III.  Website security
        1.  Again, there is a need to use a strong password.
        2.  Do you know whether the software that runs your website has vulnerabilities?  Better look into it.  The most prevalent form of malware is now trojan horse programs served up by legitimate websites that have been infected by malware.  If and when you visit such a website, you will be bombarded with scores of different types of malware, testing every sort of vulnerability.  You do not necessarily have to click on anything or download anything there to pick up a malware infection, but clicking on links on such a website would increase the chances of infection.  Again, this situation can exist on any legitimate website which has been hacked into, including your own law firm website.  As aptly quoted by Brian Krebs in his excellent Security Fix blog on the Washington Post website:

"There is no such thing as safe browsing today and it is no longer the case that only the red light district sites are responsible for malware," writes X-Force Director Kris Lamb. "We've reached a tipping point where every Web site should be viewed as suspicious and every user is at risk."

See Brian Krebs, Phishing Attacks on the Wane, Security Fix, Aug. 27, 2009.  Krebs recommends using the Firefox browser with the Noscript add-on as one means of reducing this risk. 

IV      Wireless security
        1.  Wireless routers are a huge security risk.
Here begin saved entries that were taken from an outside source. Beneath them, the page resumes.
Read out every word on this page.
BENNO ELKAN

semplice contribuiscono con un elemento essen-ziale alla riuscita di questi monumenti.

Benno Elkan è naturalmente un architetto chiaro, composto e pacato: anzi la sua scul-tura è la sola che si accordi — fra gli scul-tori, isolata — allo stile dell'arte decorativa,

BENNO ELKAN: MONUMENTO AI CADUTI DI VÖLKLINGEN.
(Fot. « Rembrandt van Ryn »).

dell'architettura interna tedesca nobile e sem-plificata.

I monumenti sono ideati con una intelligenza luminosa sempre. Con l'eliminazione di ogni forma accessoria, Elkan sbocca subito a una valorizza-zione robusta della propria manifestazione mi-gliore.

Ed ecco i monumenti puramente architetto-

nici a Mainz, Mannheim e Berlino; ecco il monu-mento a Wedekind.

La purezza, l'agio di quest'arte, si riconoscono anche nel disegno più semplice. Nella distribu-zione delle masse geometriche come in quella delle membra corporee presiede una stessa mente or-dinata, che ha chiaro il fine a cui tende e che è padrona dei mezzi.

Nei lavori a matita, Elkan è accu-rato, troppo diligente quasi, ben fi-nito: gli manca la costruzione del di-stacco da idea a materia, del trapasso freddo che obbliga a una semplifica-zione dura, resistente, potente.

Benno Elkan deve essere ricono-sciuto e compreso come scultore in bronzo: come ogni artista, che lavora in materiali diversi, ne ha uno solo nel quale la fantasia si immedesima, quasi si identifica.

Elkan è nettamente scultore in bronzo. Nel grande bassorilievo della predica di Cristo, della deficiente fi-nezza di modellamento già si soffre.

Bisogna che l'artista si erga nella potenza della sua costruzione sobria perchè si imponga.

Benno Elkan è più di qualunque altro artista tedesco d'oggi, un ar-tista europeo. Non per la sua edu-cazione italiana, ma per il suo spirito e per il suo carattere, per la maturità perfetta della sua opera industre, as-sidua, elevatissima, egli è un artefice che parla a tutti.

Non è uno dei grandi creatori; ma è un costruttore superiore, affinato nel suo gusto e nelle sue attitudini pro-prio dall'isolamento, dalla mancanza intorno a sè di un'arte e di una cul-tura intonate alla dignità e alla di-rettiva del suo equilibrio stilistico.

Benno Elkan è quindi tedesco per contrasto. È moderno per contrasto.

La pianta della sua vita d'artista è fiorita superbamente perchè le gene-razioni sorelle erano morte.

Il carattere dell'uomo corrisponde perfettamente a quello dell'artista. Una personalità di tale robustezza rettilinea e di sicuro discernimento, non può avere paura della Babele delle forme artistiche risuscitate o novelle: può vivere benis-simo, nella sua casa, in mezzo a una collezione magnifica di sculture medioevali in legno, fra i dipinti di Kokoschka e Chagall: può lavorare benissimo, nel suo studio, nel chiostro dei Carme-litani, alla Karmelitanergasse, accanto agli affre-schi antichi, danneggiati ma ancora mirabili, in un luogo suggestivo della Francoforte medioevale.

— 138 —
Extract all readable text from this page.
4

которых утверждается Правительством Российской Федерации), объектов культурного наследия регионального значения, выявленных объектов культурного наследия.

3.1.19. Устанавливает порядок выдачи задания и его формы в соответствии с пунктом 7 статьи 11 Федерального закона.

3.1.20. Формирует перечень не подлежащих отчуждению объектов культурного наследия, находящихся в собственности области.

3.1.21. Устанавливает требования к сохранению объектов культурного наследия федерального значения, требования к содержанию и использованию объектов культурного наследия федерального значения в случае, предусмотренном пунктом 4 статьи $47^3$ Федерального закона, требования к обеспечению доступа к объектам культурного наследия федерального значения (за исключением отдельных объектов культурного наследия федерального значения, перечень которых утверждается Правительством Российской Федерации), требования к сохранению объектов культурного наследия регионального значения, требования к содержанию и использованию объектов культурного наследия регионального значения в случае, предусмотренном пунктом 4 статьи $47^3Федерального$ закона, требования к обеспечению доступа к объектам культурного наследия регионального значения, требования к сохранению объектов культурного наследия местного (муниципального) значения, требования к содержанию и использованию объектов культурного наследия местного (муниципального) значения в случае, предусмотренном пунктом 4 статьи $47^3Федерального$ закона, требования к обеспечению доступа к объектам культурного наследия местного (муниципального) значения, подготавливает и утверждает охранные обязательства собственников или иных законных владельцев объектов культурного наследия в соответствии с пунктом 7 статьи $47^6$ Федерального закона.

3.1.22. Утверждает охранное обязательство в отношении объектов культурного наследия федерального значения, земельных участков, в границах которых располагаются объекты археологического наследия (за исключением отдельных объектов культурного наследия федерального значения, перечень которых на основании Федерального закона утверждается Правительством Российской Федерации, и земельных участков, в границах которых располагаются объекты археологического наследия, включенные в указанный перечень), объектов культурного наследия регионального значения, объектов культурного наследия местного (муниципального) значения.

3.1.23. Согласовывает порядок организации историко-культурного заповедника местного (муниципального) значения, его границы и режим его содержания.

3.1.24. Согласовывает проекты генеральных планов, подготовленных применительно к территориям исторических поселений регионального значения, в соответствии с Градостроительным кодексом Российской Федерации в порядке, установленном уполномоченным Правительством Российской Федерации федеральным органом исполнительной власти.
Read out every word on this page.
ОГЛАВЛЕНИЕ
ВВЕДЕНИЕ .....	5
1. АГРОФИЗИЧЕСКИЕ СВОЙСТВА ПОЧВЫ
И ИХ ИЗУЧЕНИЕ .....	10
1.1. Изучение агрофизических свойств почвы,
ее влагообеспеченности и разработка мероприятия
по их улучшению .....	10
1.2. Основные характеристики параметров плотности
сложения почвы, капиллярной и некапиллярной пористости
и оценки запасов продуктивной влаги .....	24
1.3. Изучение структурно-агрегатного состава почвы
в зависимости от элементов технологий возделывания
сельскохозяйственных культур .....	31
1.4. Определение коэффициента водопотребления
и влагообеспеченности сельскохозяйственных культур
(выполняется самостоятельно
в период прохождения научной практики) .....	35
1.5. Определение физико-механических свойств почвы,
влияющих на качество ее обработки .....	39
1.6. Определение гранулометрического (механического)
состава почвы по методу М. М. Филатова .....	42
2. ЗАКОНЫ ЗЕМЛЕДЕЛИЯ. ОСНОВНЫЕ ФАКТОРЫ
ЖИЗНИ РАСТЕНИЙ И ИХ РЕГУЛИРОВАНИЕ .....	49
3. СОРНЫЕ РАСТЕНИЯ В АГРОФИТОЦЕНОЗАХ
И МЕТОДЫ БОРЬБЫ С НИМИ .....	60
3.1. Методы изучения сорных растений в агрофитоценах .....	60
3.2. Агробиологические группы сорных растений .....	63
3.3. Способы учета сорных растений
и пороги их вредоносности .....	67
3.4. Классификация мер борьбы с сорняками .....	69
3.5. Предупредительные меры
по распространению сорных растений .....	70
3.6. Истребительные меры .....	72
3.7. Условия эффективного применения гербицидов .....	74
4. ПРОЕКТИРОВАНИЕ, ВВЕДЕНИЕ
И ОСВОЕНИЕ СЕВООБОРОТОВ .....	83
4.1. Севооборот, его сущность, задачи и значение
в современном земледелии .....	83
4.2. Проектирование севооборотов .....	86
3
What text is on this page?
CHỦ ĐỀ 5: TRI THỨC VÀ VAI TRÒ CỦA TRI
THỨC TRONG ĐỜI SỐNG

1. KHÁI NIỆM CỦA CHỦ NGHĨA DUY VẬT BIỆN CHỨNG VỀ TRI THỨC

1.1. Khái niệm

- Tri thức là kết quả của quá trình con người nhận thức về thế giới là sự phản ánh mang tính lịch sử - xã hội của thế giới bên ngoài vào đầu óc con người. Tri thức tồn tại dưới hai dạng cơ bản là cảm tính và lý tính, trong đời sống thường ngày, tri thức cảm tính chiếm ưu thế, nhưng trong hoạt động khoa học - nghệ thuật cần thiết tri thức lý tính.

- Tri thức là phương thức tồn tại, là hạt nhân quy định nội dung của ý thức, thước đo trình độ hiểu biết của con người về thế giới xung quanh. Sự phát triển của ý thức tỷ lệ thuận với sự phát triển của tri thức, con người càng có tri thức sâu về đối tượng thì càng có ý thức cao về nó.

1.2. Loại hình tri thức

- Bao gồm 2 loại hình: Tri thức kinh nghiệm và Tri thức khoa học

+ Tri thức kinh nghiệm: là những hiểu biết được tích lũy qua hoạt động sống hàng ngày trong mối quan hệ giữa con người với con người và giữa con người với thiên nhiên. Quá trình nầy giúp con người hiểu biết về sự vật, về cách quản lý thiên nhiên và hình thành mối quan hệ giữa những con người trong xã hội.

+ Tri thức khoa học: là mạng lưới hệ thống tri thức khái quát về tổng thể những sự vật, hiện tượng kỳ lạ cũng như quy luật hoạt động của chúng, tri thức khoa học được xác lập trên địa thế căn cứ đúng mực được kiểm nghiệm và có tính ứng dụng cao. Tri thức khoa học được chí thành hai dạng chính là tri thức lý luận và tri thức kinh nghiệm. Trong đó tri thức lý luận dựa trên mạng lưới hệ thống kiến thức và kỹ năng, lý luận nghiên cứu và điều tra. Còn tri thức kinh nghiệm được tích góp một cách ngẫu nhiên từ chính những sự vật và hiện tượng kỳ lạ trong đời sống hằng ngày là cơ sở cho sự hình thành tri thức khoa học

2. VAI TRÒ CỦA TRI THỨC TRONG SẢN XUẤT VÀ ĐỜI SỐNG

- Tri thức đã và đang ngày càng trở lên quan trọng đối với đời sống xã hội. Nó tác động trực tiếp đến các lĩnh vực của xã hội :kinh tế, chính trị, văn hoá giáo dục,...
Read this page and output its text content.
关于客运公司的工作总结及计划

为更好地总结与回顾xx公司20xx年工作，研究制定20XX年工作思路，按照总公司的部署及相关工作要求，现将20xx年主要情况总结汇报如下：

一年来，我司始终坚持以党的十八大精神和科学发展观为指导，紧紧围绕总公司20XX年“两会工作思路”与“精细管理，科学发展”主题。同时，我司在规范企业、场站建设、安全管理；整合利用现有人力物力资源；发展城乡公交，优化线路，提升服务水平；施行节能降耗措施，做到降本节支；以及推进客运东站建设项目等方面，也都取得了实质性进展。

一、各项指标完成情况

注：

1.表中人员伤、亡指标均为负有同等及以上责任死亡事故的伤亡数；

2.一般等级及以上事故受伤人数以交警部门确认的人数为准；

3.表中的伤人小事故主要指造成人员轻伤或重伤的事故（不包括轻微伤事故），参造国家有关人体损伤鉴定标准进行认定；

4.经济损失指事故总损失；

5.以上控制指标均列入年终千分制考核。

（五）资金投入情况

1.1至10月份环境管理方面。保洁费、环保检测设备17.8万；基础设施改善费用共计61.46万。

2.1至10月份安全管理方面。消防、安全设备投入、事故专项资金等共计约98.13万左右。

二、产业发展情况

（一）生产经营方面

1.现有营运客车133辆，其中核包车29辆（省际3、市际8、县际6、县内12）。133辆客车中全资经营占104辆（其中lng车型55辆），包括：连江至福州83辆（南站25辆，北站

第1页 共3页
If there are patches to the router operating software, the patches should be downloaded and installed.  The routers should be checked periodically to make sure they do not have the default passwords (like "admin") to access the router.  If someone does a hard reset to the wireless router, that could result in the default password being enabled again, and the wireless router could then be easily compromised.
        2.  The encryption for the wireless router should be the highest level.  By the way, in recent news reports it has been said that the basic form of WPA encryption has been cracked in 60 seconds.
        3.  Smart phones.  Do you realize that smart phones can be set up to access everything on a Windows Exchange network, by remote access to a computer on the network?  For instance, there is an application for the IPhone that allows such access, called  "WinAdmin."  But there are others too.   This capability would add a whole new level of freakout if your Iphone is stolen.  I would recommend thinking twice or thrice about security before setting up your Iphone to do this.